According to my subjective feeling the "rain" observed in the video is not as much as 13cm/h. I don't know if the installations above the camera allow for so much water to condense and drip down that way it's observed.
So I couldn't exclude the possibility that the "rain" observed is cooling water.

However, it's interesting that the distortions decrease when the camera lens is covered by this water.
If it were condensate water, I'd suppose it to be rather radioactive, and I'd expect the distortions to increase instead of decreasing yet.
So I suspect that this "rain" could be cooling water which has a shielding effect, rather than condensate.

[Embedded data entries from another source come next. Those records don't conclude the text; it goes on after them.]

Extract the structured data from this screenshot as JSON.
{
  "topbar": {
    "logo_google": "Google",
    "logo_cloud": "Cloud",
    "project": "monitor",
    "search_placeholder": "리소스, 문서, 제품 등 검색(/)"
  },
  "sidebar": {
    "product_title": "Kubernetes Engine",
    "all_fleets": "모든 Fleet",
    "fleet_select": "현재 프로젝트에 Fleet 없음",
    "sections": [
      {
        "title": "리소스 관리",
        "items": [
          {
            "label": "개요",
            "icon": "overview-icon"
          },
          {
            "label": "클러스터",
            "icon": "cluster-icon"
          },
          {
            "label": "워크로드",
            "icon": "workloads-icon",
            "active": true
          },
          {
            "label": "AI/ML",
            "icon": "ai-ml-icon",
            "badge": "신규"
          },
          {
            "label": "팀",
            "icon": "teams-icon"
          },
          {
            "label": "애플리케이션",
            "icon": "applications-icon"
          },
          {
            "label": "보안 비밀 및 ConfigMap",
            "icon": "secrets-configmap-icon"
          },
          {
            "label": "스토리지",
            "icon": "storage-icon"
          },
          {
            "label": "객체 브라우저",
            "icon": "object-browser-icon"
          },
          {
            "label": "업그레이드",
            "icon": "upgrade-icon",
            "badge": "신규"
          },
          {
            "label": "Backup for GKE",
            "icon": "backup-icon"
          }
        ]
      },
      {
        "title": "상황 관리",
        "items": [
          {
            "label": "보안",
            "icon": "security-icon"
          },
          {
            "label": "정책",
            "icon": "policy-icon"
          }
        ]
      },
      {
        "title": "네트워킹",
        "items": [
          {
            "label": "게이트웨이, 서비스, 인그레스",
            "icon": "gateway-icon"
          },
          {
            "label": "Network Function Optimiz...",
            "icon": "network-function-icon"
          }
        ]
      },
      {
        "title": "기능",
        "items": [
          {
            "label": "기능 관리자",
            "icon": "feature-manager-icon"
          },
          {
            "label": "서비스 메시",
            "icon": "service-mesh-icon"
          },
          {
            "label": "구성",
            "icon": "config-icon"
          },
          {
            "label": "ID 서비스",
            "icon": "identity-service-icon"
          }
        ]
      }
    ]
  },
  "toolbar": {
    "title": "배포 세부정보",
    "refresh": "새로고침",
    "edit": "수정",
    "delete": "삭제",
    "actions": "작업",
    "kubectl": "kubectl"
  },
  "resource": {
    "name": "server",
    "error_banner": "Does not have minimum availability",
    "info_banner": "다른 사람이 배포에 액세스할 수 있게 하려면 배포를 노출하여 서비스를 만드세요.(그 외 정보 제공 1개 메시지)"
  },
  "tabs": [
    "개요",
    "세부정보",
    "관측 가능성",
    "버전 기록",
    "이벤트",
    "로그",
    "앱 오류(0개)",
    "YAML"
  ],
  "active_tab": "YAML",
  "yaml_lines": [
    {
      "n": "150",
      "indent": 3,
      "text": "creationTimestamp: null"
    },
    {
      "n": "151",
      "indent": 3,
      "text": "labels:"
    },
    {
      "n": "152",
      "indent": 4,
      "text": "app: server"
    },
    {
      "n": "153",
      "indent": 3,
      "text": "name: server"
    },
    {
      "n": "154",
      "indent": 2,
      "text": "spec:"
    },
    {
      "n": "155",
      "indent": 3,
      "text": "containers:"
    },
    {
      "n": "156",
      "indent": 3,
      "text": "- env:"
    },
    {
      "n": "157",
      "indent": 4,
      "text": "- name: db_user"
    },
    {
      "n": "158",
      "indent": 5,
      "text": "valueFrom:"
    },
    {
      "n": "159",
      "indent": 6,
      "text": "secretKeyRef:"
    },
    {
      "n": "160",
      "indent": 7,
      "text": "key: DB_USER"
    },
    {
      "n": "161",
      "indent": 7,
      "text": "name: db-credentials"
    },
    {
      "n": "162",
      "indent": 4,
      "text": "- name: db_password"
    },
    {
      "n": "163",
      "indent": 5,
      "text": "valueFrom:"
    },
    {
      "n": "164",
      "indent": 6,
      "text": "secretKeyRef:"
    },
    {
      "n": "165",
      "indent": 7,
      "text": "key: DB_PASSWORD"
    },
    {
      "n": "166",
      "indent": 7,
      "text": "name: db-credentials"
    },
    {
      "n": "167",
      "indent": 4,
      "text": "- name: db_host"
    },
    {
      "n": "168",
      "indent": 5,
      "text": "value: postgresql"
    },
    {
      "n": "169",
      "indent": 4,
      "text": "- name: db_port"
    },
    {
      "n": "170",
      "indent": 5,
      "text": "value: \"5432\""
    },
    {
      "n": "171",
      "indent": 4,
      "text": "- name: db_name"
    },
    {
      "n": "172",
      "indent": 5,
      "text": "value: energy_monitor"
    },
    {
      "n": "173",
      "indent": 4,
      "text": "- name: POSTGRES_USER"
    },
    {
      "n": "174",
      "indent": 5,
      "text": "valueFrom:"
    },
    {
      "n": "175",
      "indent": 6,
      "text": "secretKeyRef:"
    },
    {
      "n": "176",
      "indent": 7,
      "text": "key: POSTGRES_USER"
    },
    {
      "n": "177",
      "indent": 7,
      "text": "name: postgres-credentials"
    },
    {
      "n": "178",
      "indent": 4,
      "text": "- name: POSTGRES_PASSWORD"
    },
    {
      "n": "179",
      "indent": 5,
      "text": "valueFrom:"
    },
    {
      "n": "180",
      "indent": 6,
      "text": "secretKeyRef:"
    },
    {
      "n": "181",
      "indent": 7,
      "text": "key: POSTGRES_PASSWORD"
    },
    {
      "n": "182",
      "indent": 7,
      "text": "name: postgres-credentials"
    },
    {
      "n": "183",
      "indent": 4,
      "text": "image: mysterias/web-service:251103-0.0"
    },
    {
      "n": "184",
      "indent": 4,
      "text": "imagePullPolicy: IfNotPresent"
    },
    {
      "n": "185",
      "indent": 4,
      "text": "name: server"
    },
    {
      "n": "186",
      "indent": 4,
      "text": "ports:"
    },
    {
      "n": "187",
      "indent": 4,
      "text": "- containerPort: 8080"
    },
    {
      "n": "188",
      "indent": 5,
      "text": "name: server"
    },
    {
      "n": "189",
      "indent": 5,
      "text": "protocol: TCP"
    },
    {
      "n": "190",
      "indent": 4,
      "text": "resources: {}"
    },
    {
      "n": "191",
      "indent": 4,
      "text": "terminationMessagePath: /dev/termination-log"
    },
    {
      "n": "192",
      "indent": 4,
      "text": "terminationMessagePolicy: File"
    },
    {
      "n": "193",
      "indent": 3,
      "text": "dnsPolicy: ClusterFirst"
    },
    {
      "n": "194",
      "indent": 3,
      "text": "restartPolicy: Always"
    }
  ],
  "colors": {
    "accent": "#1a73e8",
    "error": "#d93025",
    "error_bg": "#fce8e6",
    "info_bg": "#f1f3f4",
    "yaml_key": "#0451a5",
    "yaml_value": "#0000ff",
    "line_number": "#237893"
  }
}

I am not familiar with the inside of the containments, and so I can only say that the video didn't show much to me.

What I observed is;
-There must have been intensive infrared heating from the reactor, regarding the scorched paint all over there, and the damaged concrete surface, except on some areas that were shadowed.
-If this radiation-hardened camera which boasts to be resistent to one kilosievert of radiation is so heavily distorted, the radiation there can be assumed to be extreme, prohibiting any non-remote-controlled handling of the stuff there for centuries.
It's quite interesting to watch the distortions increase when the endoscope leaves the borehole to peek into the containment.
-Tepco should be asked where this "rain" water comes from.

We still have neither any clue where the corium is, nor in which shape it is, as they didn't drill into the reactor itself.